Oscar Wilde: EL FANTASMA DE CANTERVILLE

.....-¡No se vaya, señorita Virginia, se lo suplico! -exclamó el fantasma-. Estoy tan solo y soy tan desgraciado, que no sé qué hacer. Quisiera ir a acostarme y no puedo.
.....-Pues es inconcebible: no tiene usted más que meterse en la cama y apagar la luz. Algunas veces es dificilísimo permanecer despierto, sobre todo en una iglesia, pero, en cambio, dormir es muy sencillo. Ya ve usted: los gemelos saben dormir admirablemente, y no son de los más listos.

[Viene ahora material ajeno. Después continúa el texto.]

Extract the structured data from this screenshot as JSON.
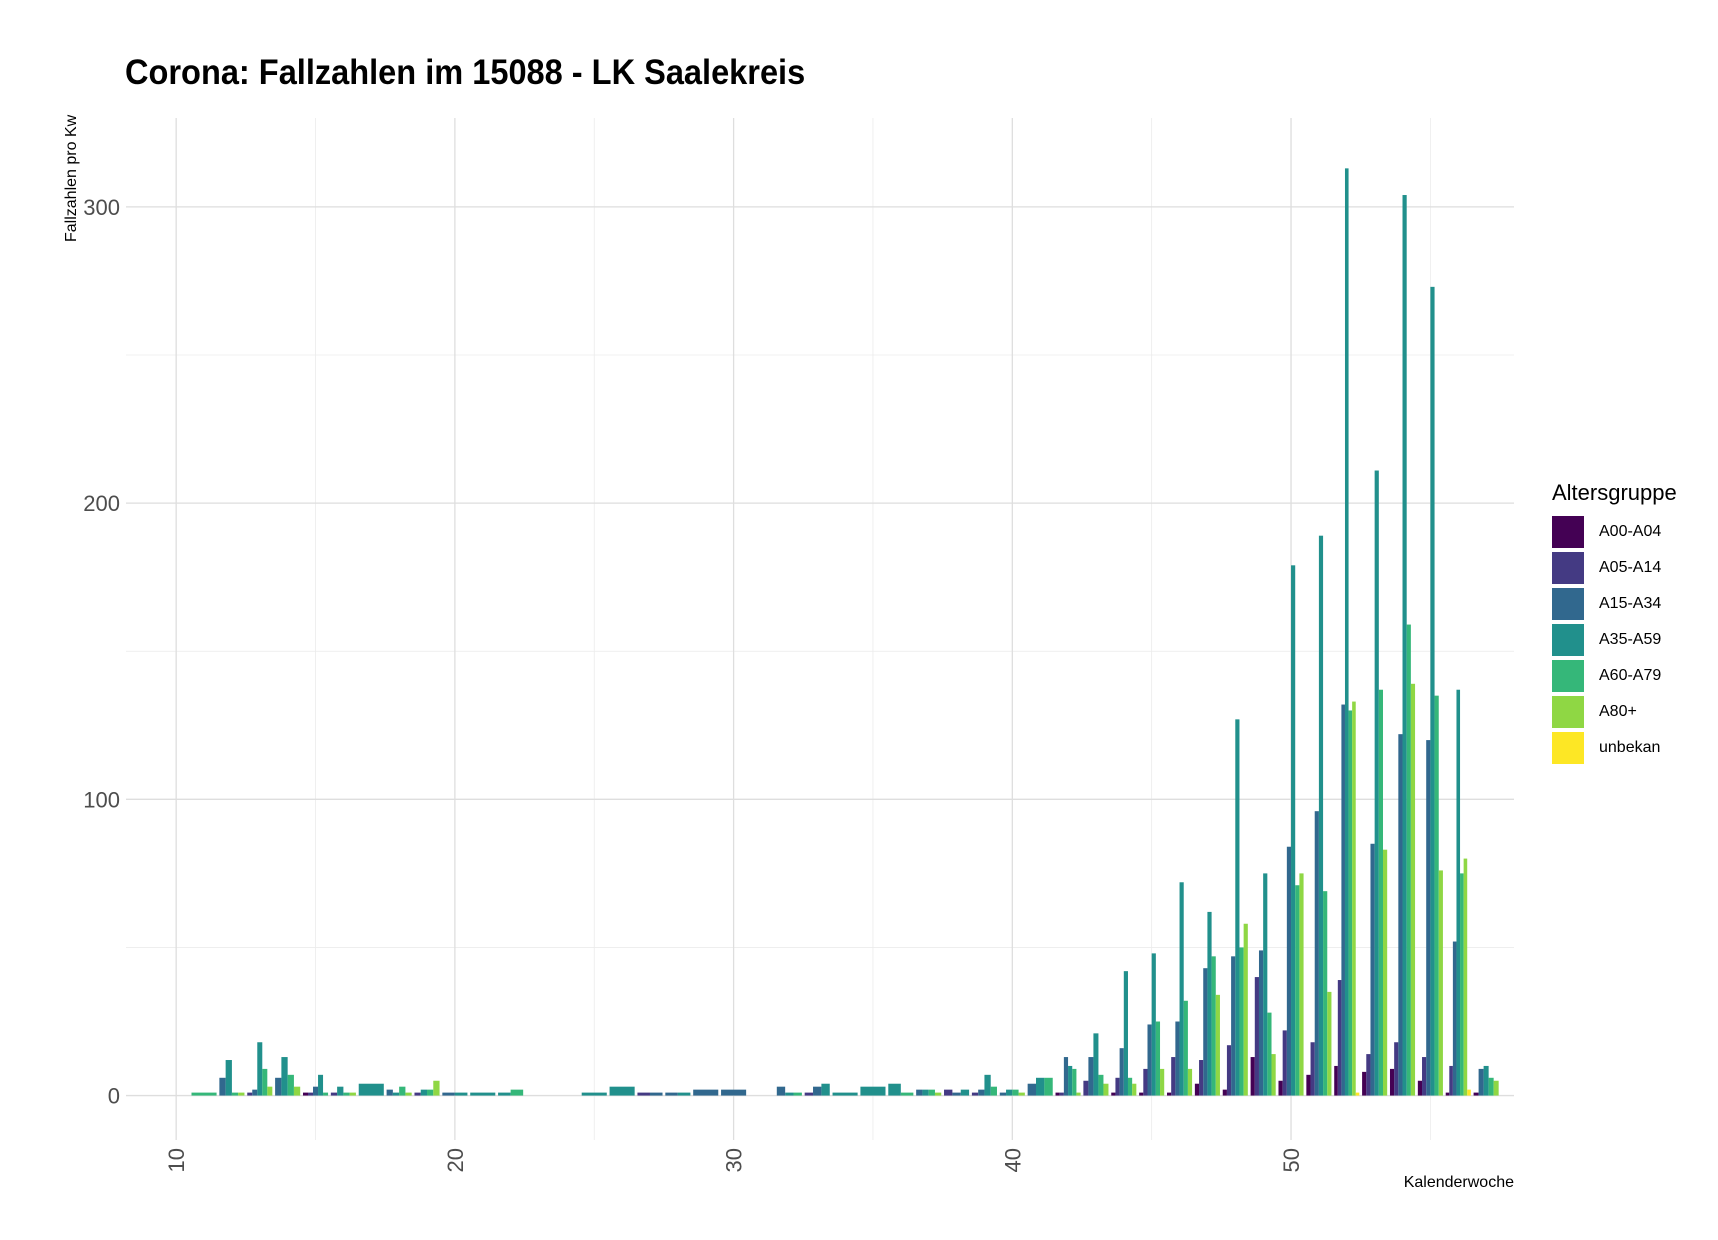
{
  "chart_data": {
    "type": "bar",
    "title": "Corona: Fallzahlen im 15088 - LK Saalekreis",
    "xlabel": "Kalenderwoche",
    "ylabel": "Fallzahlen pro Kw",
    "xlim": [
      8.2,
      58
    ],
    "ylim": [
      -15,
      330
    ],
    "x_ticks": [
      10,
      20,
      30,
      40,
      50
    ],
    "y_ticks": [
      0,
      100,
      200,
      300
    ],
    "grid": true,
    "legend_title": "Altersgruppe",
    "legend_position": "right",
    "groups": [
      "A00-A04",
      "A05-A14",
      "A15-A34",
      "A35-A59",
      "A60-A79",
      "A80+",
      "unbekan"
    ],
    "colors": [
      "#440154",
      "#443A83",
      "#31688E",
      "#21908C",
      "#35B779",
      "#8FD744",
      "#FDE725"
    ],
    "weeks": [
      {
        "kw": 11,
        "A60-A79": 1
      },
      {
        "kw": 12,
        "A15-A34": 6,
        "A35-A59": 12,
        "A60-A79": 1,
        "A80+": 1
      },
      {
        "kw": 13,
        "A05-A14": 1,
        "A15-A34": 2,
        "A35-A59": 18,
        "A60-A79": 9,
        "A80+": 3
      },
      {
        "kw": 14,
        "A15-A34": 6,
        "A35-A59": 13,
        "A60-A79": 7,
        "A80+": 3
      },
      {
        "kw": 15,
        "A00-A04": 1,
        "A05-A14": 1,
        "A15-A34": 3,
        "A35-A59": 7,
        "A60-A79": 1
      },
      {
        "kw": 16,
        "A05-A14": 1,
        "A35-A59": 3,
        "A60-A79": 1,
        "A80+": 1
      },
      {
        "kw": 17,
        "A35-A59": 4
      },
      {
        "kw": 18,
        "A15-A34": 2,
        "A35-A59": 1,
        "A60-A79": 3,
        "A80+": 1
      },
      {
        "kw": 19,
        "A05-A14": 1,
        "A35-A59": 2,
        "A60-A79": 2,
        "A80+": 5
      },
      {
        "kw": 20,
        "A15-A34": 1,
        "A35-A59": 1
      },
      {
        "kw": 21,
        "A35-A59": 1
      },
      {
        "kw": 22,
        "A35-A59": 1,
        "A60-A79": 2
      },
      {
        "kw": 25,
        "A35-A59": 1
      },
      {
        "kw": 26,
        "A35-A59": 3
      },
      {
        "kw": 27,
        "A05-A14": 1,
        "A15-A34": 1
      },
      {
        "kw": 28,
        "A15-A34": 1,
        "A35-A59": 1
      },
      {
        "kw": 29,
        "A15-A34": 2
      },
      {
        "kw": 30,
        "A15-A34": 2
      },
      {
        "kw": 32,
        "A15-A34": 3,
        "A35-A59": 1,
        "A60-A79": 1
      },
      {
        "kw": 33,
        "A05-A14": 1,
        "A15-A34": 3,
        "A35-A59": 4
      },
      {
        "kw": 34,
        "A35-A59": 1
      },
      {
        "kw": 35,
        "A35-A59": 3
      },
      {
        "kw": 36,
        "A35-A59": 4,
        "A60-A79": 1
      },
      {
        "kw": 37,
        "A15-A34": 2,
        "A35-A59": 2,
        "A60-A79": 2,
        "A80+": 1
      },
      {
        "kw": 38,
        "A05-A14": 2,
        "A15-A34": 1,
        "A35-A59": 2
      },
      {
        "kw": 39,
        "A05-A14": 1,
        "A15-A34": 2,
        "A35-A59": 7,
        "A60-A79": 3
      },
      {
        "kw": 40,
        "A15-A34": 1,
        "A35-A59": 2,
        "A60-A79": 2,
        "A80+": 1
      },
      {
        "kw": 41,
        "A15-A34": 4,
        "A35-A59": 6,
        "A60-A79": 6
      },
      {
        "kw": 42,
        "A00-A04": 1,
        "A05-A14": 1,
        "A15-A34": 13,
        "A35-A59": 10,
        "A60-A79": 9,
        "A80+": 1
      },
      {
        "kw": 43,
        "A05-A14": 5,
        "A15-A34": 13,
        "A35-A59": 21,
        "A60-A79": 7,
        "A80+": 4
      },
      {
        "kw": 44,
        "A00-A04": 1,
        "A05-A14": 6,
        "A15-A34": 16,
        "A35-A59": 42,
        "A60-A79": 6,
        "A80+": 4
      },
      {
        "kw": 45,
        "A00-A04": 1,
        "A05-A14": 9,
        "A15-A34": 24,
        "A35-A59": 48,
        "A60-A79": 25,
        "A80+": 9
      },
      {
        "kw": 46,
        "A00-A04": 1,
        "A05-A14": 13,
        "A15-A34": 25,
        "A35-A59": 72,
        "A60-A79": 32,
        "A80+": 9
      },
      {
        "kw": 47,
        "A00-A04": 4,
        "A05-A14": 12,
        "A15-A34": 43,
        "A35-A59": 62,
        "A60-A79": 47,
        "A80+": 34
      },
      {
        "kw": 48,
        "A00-A04": 2,
        "A05-A14": 17,
        "A15-A34": 47,
        "A35-A59": 127,
        "A60-A79": 50,
        "A80+": 58
      },
      {
        "kw": 49,
        "A00-A04": 13,
        "A05-A14": 40,
        "A15-A34": 49,
        "A35-A59": 75,
        "A60-A79": 28,
        "A80+": 14
      },
      {
        "kw": 50,
        "A00-A04": 5,
        "A05-A14": 22,
        "A15-A34": 84,
        "A35-A59": 179,
        "A60-A79": 71,
        "A80+": 75
      },
      {
        "kw": 51,
        "A00-A04": 7,
        "A05-A14": 18,
        "A15-A34": 96,
        "A35-A59": 189,
        "A60-A79": 69,
        "A80+": 35
      },
      {
        "kw": 52,
        "A00-A04": 10,
        "A05-A14": 39,
        "A15-A34": 132,
        "A35-A59": 313,
        "A60-A79": 130,
        "A80+": 133,
        "unbekan": 1
      },
      {
        "kw": 53,
        "A00-A04": 8,
        "A05-A14": 14,
        "A15-A34": 85,
        "A35-A59": 211,
        "A60-A79": 137,
        "A80+": 83
      },
      {
        "kw": 54,
        "A00-A04": 9,
        "A05-A14": 18,
        "A15-A34": 122,
        "A35-A59": 304,
        "A60-A79": 159,
        "A80+": 139
      },
      {
        "kw": 55,
        "A00-A04": 5,
        "A05-A14": 13,
        "A15-A34": 120,
        "A35-A59": 273,
        "A60-A79": 135,
        "A80+": 76
      },
      {
        "kw": 56,
        "A00-A04": 1,
        "A05-A14": 10,
        "A15-A34": 52,
        "A35-A59": 137,
        "A60-A79": 75,
        "A80+": 80,
        "unbekan": 2
      },
      {
        "kw": 57,
        "A00-A04": 1,
        "A15-A34": 9,
        "A35-A59": 10,
        "A60-A79": 6,
        "A80+": 5
      }
    ]
  }
}
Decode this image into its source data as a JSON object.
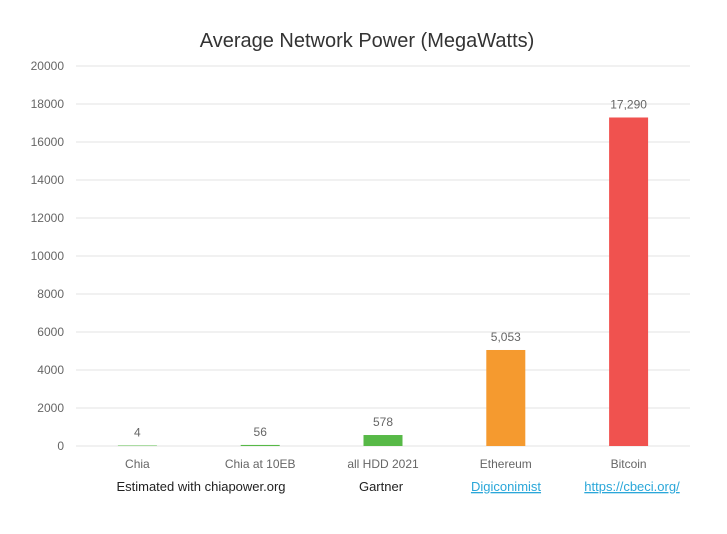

.....-Hace trescientos años que no duermo -dijo el anciano tristemente, haciendo que Virginia abriese mucho sus hermosos ojos azules, llenos de asombro-. Hace ya trescientos años que no duermo, así es que me siento cansadísimo.
.....Virginia adoptó un grave continente, y sus finos labios se movieron como pétalos de rosa. Se acercó y arrodilló al lado del fantasma, contempló su rostro envejecido y arrugado.
.....-Pobrecito fantasma -profirió a media voz-, ¿y no hay ningún sitio donde pueda usted dormir?
.....-Allá lejos, pasando el pinar -respondió él en voz baja y soñadora-, hay un jardincito. La hierba crece en él alta y espesa; allí pueden verse las grandes estrellas blancas de la cicuta, allí el ruiseñor canta toda la noche. Canta toda la noche, y la luna de cristal helado deja caer su mirada y el tejo extiende sus brazos de gigante sobre los durmientes.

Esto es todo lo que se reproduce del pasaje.